Vicooooo/job-radar-qwen3-4b-posttrain-dpo

TEXT GENERATIONConcurrency Cost:1Model Size:4BQuant:BF16Ctx Length:32kPublished:Apr 19, 2026Architecture:Transformer Cold

The Vicooooo/job-radar-qwen3-4b-posttrain-dpo model is a 4 billion parameter language model with a 32768 token context length. This model is a post-trained version of Qwen3-4B, likely optimized for specific tasks related to job radar applications through DPO (Direct Preference Optimization). Its architecture and training suggest a focus on specialized language understanding and generation within a defined domain.

Loading preview...

Model Overview

The Vicooooo/job-radar-qwen3-4b-posttrain-dpo is a 4 billion parameter language model, building upon the Qwen3-4B architecture.

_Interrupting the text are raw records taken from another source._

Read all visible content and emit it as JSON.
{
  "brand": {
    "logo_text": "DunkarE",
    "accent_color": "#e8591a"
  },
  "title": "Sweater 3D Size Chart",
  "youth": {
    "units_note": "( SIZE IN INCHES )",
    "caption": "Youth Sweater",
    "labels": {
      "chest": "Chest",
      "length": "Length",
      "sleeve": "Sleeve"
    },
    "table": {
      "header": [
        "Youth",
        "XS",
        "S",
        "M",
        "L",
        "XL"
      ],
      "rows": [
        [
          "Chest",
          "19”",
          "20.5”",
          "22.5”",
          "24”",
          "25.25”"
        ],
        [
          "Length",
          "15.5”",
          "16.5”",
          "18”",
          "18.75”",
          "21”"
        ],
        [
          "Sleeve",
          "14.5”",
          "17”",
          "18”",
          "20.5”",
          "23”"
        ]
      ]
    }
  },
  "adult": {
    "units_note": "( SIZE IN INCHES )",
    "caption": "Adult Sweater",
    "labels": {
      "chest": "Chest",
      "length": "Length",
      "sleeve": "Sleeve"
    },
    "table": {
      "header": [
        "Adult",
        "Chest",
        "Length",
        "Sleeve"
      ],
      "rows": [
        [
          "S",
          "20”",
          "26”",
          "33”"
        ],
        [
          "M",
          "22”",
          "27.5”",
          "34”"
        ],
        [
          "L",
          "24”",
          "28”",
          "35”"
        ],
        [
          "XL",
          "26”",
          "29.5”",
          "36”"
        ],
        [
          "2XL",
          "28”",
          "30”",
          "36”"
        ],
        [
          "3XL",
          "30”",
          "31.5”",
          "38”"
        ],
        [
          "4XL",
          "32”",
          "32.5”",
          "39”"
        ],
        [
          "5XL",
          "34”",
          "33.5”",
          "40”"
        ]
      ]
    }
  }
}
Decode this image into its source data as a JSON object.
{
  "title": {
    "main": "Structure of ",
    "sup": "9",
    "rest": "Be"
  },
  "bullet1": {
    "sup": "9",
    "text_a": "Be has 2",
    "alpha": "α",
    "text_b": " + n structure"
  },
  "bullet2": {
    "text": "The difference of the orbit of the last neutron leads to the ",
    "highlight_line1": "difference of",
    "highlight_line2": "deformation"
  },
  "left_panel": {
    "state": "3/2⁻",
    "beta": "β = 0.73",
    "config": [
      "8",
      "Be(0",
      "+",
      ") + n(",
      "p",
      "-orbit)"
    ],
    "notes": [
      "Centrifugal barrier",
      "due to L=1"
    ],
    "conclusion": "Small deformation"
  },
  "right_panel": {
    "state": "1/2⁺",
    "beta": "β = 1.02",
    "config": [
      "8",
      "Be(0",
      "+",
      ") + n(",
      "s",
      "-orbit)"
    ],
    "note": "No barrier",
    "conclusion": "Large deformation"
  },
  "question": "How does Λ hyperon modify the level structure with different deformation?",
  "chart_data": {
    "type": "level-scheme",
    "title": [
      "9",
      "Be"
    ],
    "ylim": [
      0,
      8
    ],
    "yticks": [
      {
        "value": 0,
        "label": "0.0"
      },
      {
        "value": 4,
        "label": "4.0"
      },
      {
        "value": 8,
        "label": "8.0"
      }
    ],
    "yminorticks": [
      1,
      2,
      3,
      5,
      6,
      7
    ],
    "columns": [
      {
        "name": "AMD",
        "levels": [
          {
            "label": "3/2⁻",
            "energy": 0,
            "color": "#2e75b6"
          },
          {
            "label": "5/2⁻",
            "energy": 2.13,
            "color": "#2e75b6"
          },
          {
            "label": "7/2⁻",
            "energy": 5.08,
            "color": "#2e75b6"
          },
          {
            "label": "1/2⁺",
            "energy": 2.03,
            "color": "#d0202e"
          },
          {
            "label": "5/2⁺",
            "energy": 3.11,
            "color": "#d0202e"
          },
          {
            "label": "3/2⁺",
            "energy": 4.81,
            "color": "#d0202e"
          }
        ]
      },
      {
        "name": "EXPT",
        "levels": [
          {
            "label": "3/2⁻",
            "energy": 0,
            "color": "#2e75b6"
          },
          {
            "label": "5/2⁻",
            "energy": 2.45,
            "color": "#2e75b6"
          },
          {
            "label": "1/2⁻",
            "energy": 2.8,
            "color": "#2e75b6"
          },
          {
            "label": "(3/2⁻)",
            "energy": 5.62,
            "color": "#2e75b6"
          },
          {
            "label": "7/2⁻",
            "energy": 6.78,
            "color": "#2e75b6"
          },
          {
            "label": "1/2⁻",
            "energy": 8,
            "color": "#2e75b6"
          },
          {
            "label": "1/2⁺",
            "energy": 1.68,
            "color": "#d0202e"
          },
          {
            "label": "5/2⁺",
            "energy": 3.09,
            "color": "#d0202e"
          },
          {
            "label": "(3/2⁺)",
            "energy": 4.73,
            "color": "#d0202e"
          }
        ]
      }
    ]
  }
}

It features a substantial context length of 32768 tokens, indicating its capability to process and understand lengthy inputs.

Key Characteristics

  • Base Model: Qwen3-4B, suggesting a robust foundation for general language tasks.
  • Parameter Count: 4 billion parameters, offering a balance between performance and computational efficiency.
  • Context Length: 32768 tokens, enabling the model to handle extensive textual information.
  • Training Method: Post-trained using Direct Preference Optimization (DPO), which typically refines model behavior based on human preferences or specific task objectives.

Potential Use Cases

Given its name and DPO training, this model is likely specialized for applications within the 'job radar' domain. This could include:

  • Job Description Analysis: Understanding and extracting key information from job postings.
  • Resume Matching: Identifying relevant skills and experiences in resumes.
  • Career Path Recommendation: Suggesting suitable roles based on user profiles.
  • Industry-Specific Language Generation: Creating text relevant to employment and recruitment.

Further details on its specific development, training data, and evaluation metrics are currently marked as "More Information Needed" in the model card.